The essence of community and local flair reigns supreme as St Louis Lager takes a bold step with its ambitious “Hype the Homegrown” Initiative, designed to bolster the visibility and support for local artists and home-based brands, weaving them into the fabric of mainstream success through revolutionary partnerships.

The launchpad for this endeavor has been set with a plethora of creative projects. Among them, a musical odyssey titled “The Journey,” featuring the fusion of local House and Pop virtuoso Hanceford Magapatona, widely celebrated as Han C. Enriching the project further are talents like the visionary Producer Flex the Ninja and the RnB Phenom, Priscilla K, whose track “Away” has captured hearts. This six-track EP, ripe with local genius, is up for grabs across all streaming services, inviting listeners to a world of Botswana’s finest.

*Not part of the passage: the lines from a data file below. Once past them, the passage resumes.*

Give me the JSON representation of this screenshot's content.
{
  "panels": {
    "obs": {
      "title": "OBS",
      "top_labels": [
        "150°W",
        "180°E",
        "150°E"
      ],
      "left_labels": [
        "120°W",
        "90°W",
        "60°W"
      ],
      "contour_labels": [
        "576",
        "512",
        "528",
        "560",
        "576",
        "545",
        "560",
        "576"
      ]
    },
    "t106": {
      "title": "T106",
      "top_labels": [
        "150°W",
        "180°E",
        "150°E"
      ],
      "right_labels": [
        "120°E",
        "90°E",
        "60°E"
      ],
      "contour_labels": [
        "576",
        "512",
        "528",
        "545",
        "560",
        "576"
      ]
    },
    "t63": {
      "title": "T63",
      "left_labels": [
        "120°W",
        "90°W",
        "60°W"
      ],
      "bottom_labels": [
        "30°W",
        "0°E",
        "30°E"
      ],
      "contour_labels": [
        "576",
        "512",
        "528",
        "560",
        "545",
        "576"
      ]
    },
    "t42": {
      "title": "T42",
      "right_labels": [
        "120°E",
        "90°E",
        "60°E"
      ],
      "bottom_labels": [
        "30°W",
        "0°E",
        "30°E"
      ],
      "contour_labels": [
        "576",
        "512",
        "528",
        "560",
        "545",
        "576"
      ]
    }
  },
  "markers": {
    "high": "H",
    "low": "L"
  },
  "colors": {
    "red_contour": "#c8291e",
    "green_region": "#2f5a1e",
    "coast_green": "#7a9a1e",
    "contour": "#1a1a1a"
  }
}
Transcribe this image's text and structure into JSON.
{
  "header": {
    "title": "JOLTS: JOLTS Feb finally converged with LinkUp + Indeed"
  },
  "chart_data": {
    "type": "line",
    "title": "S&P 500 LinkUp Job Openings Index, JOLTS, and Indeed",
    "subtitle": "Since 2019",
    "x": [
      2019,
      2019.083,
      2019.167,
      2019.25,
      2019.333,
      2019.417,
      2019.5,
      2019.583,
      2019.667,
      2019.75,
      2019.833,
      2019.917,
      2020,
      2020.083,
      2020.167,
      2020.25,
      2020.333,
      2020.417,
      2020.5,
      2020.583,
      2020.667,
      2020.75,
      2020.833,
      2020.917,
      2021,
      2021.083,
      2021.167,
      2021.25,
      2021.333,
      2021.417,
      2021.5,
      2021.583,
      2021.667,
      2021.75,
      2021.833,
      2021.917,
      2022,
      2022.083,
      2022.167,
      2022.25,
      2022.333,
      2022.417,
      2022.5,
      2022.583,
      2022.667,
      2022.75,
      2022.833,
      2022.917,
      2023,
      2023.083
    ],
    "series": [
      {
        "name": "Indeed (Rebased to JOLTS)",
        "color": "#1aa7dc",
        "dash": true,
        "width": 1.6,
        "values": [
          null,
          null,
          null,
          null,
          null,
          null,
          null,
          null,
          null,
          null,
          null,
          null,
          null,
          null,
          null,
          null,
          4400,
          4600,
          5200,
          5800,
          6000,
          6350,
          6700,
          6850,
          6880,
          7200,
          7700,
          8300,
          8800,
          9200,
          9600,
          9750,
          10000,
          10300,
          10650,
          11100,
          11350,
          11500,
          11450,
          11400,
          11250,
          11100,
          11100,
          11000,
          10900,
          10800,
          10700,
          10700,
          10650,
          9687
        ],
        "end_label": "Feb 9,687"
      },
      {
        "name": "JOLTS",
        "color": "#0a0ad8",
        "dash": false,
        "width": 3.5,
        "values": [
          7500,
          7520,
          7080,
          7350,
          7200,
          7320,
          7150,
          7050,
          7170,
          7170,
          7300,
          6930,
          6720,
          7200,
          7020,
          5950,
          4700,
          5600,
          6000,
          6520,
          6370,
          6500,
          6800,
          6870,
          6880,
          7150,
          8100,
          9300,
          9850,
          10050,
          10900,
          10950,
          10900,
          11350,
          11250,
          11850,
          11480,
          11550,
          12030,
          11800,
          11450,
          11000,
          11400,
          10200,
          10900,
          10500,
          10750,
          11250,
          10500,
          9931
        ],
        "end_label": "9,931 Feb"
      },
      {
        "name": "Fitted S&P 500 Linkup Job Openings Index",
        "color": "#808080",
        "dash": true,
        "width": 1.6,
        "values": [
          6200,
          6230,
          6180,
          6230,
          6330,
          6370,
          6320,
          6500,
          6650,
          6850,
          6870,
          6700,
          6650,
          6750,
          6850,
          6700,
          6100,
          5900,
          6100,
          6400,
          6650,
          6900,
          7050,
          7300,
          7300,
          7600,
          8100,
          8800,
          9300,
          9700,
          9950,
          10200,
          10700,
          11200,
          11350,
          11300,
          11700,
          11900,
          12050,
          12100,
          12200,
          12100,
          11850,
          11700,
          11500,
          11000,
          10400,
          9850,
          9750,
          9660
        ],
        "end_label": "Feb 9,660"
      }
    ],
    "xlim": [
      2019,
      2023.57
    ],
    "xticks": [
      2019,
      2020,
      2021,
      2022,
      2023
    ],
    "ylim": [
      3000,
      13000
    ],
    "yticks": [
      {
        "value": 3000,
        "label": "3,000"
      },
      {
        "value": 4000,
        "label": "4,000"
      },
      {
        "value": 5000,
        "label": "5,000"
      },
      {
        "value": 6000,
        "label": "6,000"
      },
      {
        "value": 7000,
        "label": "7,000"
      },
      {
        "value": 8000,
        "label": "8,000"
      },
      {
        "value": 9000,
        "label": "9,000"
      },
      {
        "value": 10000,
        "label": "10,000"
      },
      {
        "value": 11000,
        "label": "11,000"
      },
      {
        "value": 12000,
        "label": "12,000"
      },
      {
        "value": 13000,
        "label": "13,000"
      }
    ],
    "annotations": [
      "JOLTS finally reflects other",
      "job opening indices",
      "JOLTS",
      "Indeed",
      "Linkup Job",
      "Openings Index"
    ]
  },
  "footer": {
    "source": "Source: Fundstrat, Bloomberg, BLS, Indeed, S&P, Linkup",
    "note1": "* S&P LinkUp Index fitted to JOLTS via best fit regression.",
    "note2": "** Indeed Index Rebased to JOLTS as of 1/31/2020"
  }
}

But “Hype the Homegrown” transcends the bounds of musical exploration, delving into the realms of fashion and lifestyle, stitching a dynamic collaboration with Collections by B.K. Proctor. This venture, rooted in 100% local ownership by the trailblazing Rapper and Entrepreneur Bokang β€œBK” Proctor alongside Digital Maverick, Fifi Wale, showcases a vibrant melding of St Louis Lager and Collections by BK Proctor insignias across a series of street-savvy sneakers and tees. These exclusive pieces have hit the shelves at the Collections by BK Proctor boutiques within the bustling hubs of Gaborone Fairgrounds Mall, Grand Palm, and Toro Junction Mall in Francistown.

Unveiled by the marketing maestro of Kgalagadi Breweries Limited, Gaamanngwe Ramokgothwane, this initiative not only shines a spotlight on KBL’s enduring commitment to the arts but also underscores the wealth of creativity brewing within Botswana, deserving of grand stages and accolades. Ramokgothwane passionately advocates for a collective embrace of this homegrown brilliance, positioning “Hype the Homegrown” as not merely a campaign but a clarion call to action for institutions far and wide to champion and elevate local talent.

Echoing this sentiment, KBL’s steward Carlos Bernitt envisions a future where these artisans not only sparkle locally but also etch their mark on the global canvas, all through the unified backing of Batswana. With “Hype the Homegrown,” a legacy of innovation, creativity, and inspiration is in the making.

The Deputy Permanent Secretary of the Ministry of Trade and Industry, Seipati Olweny, acknowledged this campaign as a turning point for the creative community. She stressed the indispensable role of local talent in crafting Botswana’s cultural tapestry and stimulating economic diversification, pledging unwavering support from the ministry towards this collective journey of uplifting local flair.